Yes, but: Experts worry that this capability could be used to discriminate against particular groups. For instance, a retailer might charge certain people higher prices. More troubling, there are signs that such systems are being used by oppressive regimes to target specific ethnicities.

Why it matters: Machine learning can be a valuable tool for identifying and analyzing demographic trends. But these tools risk invasions of privacy, discrimination both accidental and deliberate, and misuse by authorities.

We’re thinking: We can imagine a system that effectively helps detect and avoid racial bias in, say, law enforcement, yielding a net social benefit. Still, the practice of sorting people by their perceived race has a largely odious and sometimes murderous history. Machine learning engineers working in this field should tread very carefully.

Experience Counts

If the world changes every second and you take a picture every 10 seconds, you won’t have enough pictures to observe the changes clearly, and storing a series of pictures won’t help. On the other hand, if you take a picture every tenth of a second, then storing a history will help model the world. New research applies this principle to reinforcement learning.

What’s new: William Fedus and Prajit Ramachandran led researchers at Google Brain, MILA, University of Montreal, and DeepMind to refine experience replay, a fundamental technique in reinforcement learning.

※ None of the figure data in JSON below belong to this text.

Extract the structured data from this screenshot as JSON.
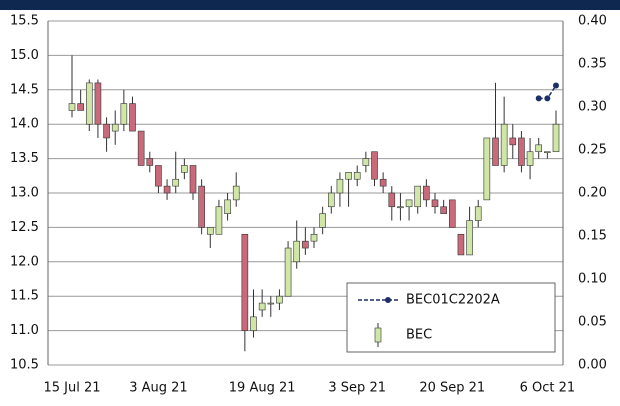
{
  "chart_data": {
    "type": "candlestick",
    "categories": [
      "15 Jul 21",
      null,
      null,
      null,
      null,
      null,
      null,
      null,
      null,
      null,
      "3 Aug 21",
      null,
      null,
      null,
      null,
      null,
      null,
      null,
      null,
      null,
      null,
      null,
      "19 Aug 21",
      null,
      null,
      null,
      null,
      null,
      null,
      null,
      null,
      null,
      null,
      "3 Sep 21",
      null,
      null,
      null,
      null,
      null,
      null,
      null,
      null,
      null,
      null,
      "20 Sep 21",
      null,
      null,
      null,
      null,
      null,
      null,
      null,
      null,
      null,
      null,
      "6 Oct 21",
      null
    ],
    "series": [
      {
        "name": "BEC",
        "up_color": "#cfe6a6",
        "down_color": "#c96a7a",
        "open": [
          14.2,
          14.3,
          14.0,
          14.6,
          14.0,
          13.9,
          14.0,
          14.3,
          13.9,
          13.5,
          13.4,
          13.1,
          13.1,
          13.3,
          13.4,
          13.1,
          12.4,
          12.4,
          12.7,
          12.9,
          12.4,
          11.0,
          11.3,
          11.4,
          11.4,
          11.5,
          12.0,
          12.3,
          12.3,
          12.5,
          12.8,
          13.0,
          13.2,
          13.2,
          13.4,
          13.6,
          13.2,
          13.0,
          12.8,
          12.8,
          12.8,
          13.1,
          12.9,
          12.8,
          12.9,
          12.4,
          12.1,
          12.6,
          12.9,
          13.8,
          13.4,
          13.8,
          13.8,
          13.4,
          13.6,
          13.6,
          13.6
        ],
        "high": [
          15.0,
          14.5,
          14.65,
          14.65,
          14.1,
          14.2,
          14.5,
          14.4,
          13.9,
          13.6,
          13.4,
          13.2,
          13.6,
          13.5,
          13.4,
          13.2,
          12.5,
          12.9,
          13.0,
          13.3,
          12.4,
          11.6,
          11.6,
          11.5,
          11.6,
          12.3,
          12.6,
          12.5,
          12.5,
          12.8,
          13.1,
          13.3,
          13.3,
          13.4,
          13.6,
          13.6,
          13.3,
          13.1,
          13.0,
          12.9,
          13.1,
          13.2,
          13.0,
          12.9,
          12.9,
          12.4,
          12.8,
          12.9,
          13.8,
          14.6,
          14.4,
          14.0,
          13.9,
          13.8,
          13.8,
          13.6,
          14.2
        ],
        "low": [
          14.1,
          14.2,
          13.9,
          13.8,
          13.6,
          13.7,
          13.9,
          13.9,
          13.4,
          13.3,
          13.0,
          12.9,
          13.0,
          13.2,
          12.9,
          12.4,
          12.2,
          12.4,
          12.6,
          12.8,
          10.7,
          10.9,
          11.2,
          11.2,
          11.3,
          11.5,
          11.9,
          12.1,
          12.2,
          12.4,
          12.7,
          12.8,
          12.8,
          13.1,
          13.3,
          13.1,
          13.0,
          12.6,
          12.6,
          12.6,
          12.7,
          12.8,
          12.7,
          12.7,
          12.5,
          12.1,
          12.1,
          12.5,
          12.9,
          13.4,
          13.3,
          13.5,
          13.3,
          13.2,
          13.5,
          13.5,
          13.6
        ],
        "close": [
          14.3,
          14.2,
          14.6,
          14.0,
          13.8,
          14.0,
          14.3,
          13.9,
          13.4,
          13.4,
          13.1,
          13.0,
          13.2,
          13.4,
          13.0,
          12.5,
          12.5,
          12.8,
          12.9,
          13.1,
          11.0,
          11.2,
          11.4,
          11.4,
          11.5,
          12.2,
          12.3,
          12.2,
          12.4,
          12.7,
          13.0,
          13.2,
          13.3,
          13.3,
          13.5,
          13.2,
          13.1,
          12.8,
          12.8,
          12.9,
          13.1,
          12.9,
          12.8,
          12.7,
          12.5,
          12.1,
          12.6,
          12.8,
          13.8,
          13.4,
          14.0,
          13.7,
          13.4,
          13.6,
          13.7,
          13.6,
          14.0
        ]
      },
      {
        "name": "BEC01C2202A",
        "type": "line",
        "axis": "y2",
        "color": "#1c2f66",
        "values": [
          null,
          null,
          null,
          null,
          null,
          null,
          null,
          null,
          null,
          null,
          null,
          null,
          null,
          null,
          null,
          null,
          null,
          null,
          null,
          null,
          null,
          null,
          null,
          null,
          null,
          null,
          null,
          null,
          null,
          null,
          null,
          null,
          null,
          null,
          null,
          null,
          null,
          null,
          null,
          null,
          null,
          null,
          null,
          null,
          null,
          null,
          null,
          null,
          null,
          null,
          null,
          null,
          null,
          null,
          0.31,
          0.31,
          0.325
        ]
      }
    ],
    "ylim": [
      10.5,
      15.5
    ],
    "yticks": [
      10.5,
      {
        "value": 11,
        "label": "11.0"
      },
      11.5,
      {
        "value": 12,
        "label": "12.0"
      },
      12.5,
      {
        "value": 13,
        "label": "13.0"
      },
      13.5,
      {
        "value": 14,
        "label": "14.0"
      },
      14.5,
      {
        "value": 15,
        "label": "15.0"
      },
      15.5
    ],
    "y2lim": [
      0,
      0.4
    ],
    "y2ticks": [
      {
        "value": 0,
        "label": "0.00"
      },
      0.05,
      {
        "value": 0.1,
        "label": "0.10"
      },
      0.15,
      {
        "value": 0.2,
        "label": "0.20"
      },
      0.25,
      {
        "value": 0.3,
        "label": "0.30"
      },
      0.35,
      {
        "value": 0.4,
        "label": "0.40"
      }
    ],
    "grid": true,
    "legend": "lower right"
  }
}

The outcome: a new hyperparameter.

Key insight: Experience replay enables an agent to store observations so it can apply past experiences to present conditions. However, the faster the environment changes, the less relevant past experiences become. The authors conclude that the ratio of stored observations to updates of the agent’s strategy is a previously unrecognized hyperparameter.

How it works: In reinforcement learning, an agent observes the environment at a given frame rate, chooses actions based on its observations, receives rewards for desirable actions, and learns to maximize the rewards.

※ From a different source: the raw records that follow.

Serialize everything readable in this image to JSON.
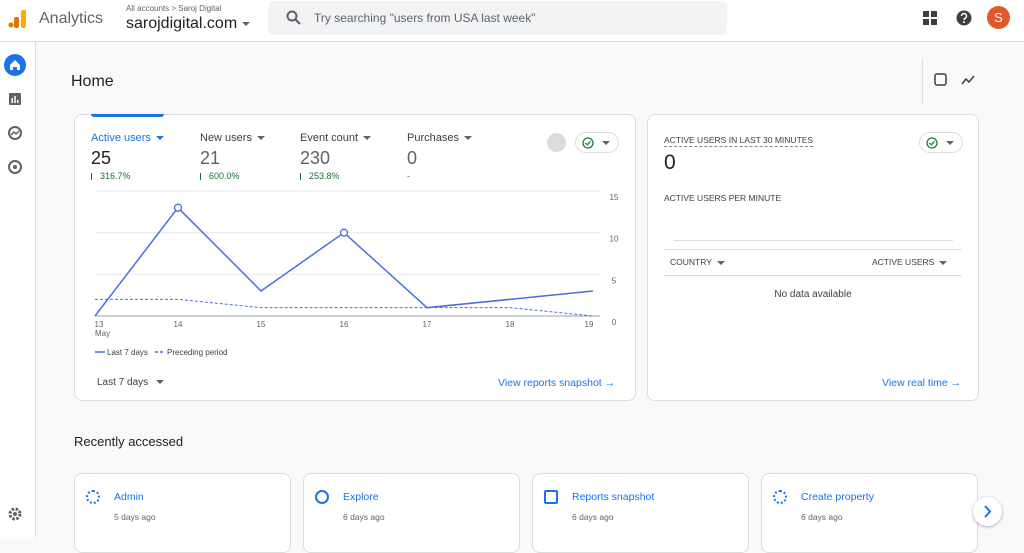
{
  "header": {
    "app_name": "Analytics",
    "breadcrumb": "All accounts",
    "account": "Saroj Digital",
    "property": "sarojdigital.com",
    "search_placeholder": "Try searching \"users from USA last week\"",
    "avatar": "S"
  },
  "page_title": "Home",
  "metrics": [
    {
      "label": "Active users",
      "value": 25,
      "change": "316.7%"
    },
    {
      "label": "New users",
      "value": 21,
      "change": "600.0%"
    },
    {
      "label": "Event count",
      "value": 230,
      "change": "253.8%"
    },
    {
      "label": "Purchases",
      "value": 0,
      "change": "-"
    }
  ],
  "chart_data": {
    "type": "line",
    "categories": [
      "13",
      "14",
      "15",
      "16",
      "17",
      "18",
      "19"
    ],
    "x_month": "May",
    "series": [
      {
        "name": "Last 7 days",
        "color": "#4a6ee0",
        "style": "solid",
        "values": [
          0,
          13,
          3,
          10,
          1,
          2,
          3
        ]
      },
      {
        "name": "Preceding period",
        "color": "#4a6ee0",
        "style": "dashed",
        "values": [
          2,
          2,
          1,
          1,
          1,
          1,
          0
        ]
      }
    ],
    "ylim": [
      0,
      15
    ],
    "yticks": [
      0,
      5,
      10,
      15
    ],
    "grid": true
  },
  "date_range": "Last 7 days",
  "snapshot_link": "View reports snapshot",
  "realtime": {
    "title": "ACTIVE USERS IN LAST 30 MINUTES",
    "value": 0,
    "subtitle": "ACTIVE USERS PER MINUTE",
    "columns": [
      "COUNTRY",
      "ACTIVE USERS"
    ],
    "empty": "No data available",
    "link": "View real time"
  },
  "recent": {
    "title": "Recently accessed",
    "items": [
      {
        "name": "Admin",
        "time": "5 days ago"
      },
      {
        "name": "Explore",
        "time": "6 days ago"
      },
      {
        "name": "Reports snapshot",
        "time": "6 days ago"
      },
      {
        "name": "Create property",
        "time": "6 days ago"
      }
    ]
  }
}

Experience replay retains a fixed number of the agent’s most recent observations in a buffer. The agent randomly samples observations and updates its strategy accordingly. This procedure enables the agent to learn from past experiences, so it doesn’t have to repeat painful lessons.
The primary hyperparameter in experience replay is the number of observations the buffer holds, known as its capacity. The new hyperparameter, replay ratio, is a proxy for how fast the agent learns.
If the ratio between buffer capacity and agent policy updates is too high, learning becomes dominated by outdated perspectives. If it’s too low, the limited selection of memories allows the agent to maintain outdated habits. Figure 1 above illustrates these relationships.

Results: The team tested the new hyperparameter using Atari games, a common RL benchmark. Increasing capacity to maintain a consistent ratio improved the agent’s performance. Reducing the ratio to focus the agent on more recent observations often helped as well (Figure 2).

Yes, but: If the ratio is too low, the agent may fall back into old habits or fail to discover the optimal strategy to achieve its goal.

Why it matters: Replay ratio wasn’t a focus of attention prior to this study. Now we know the ratio affects performance. That insight may add context to previous literature that considers only capacity.

We’re thinking: Like Goldilocks tasting porridge to find the bowl whose temperature is just right, it’s likely to take a bit of trial and error to find a given agent’s optimal replay ratio.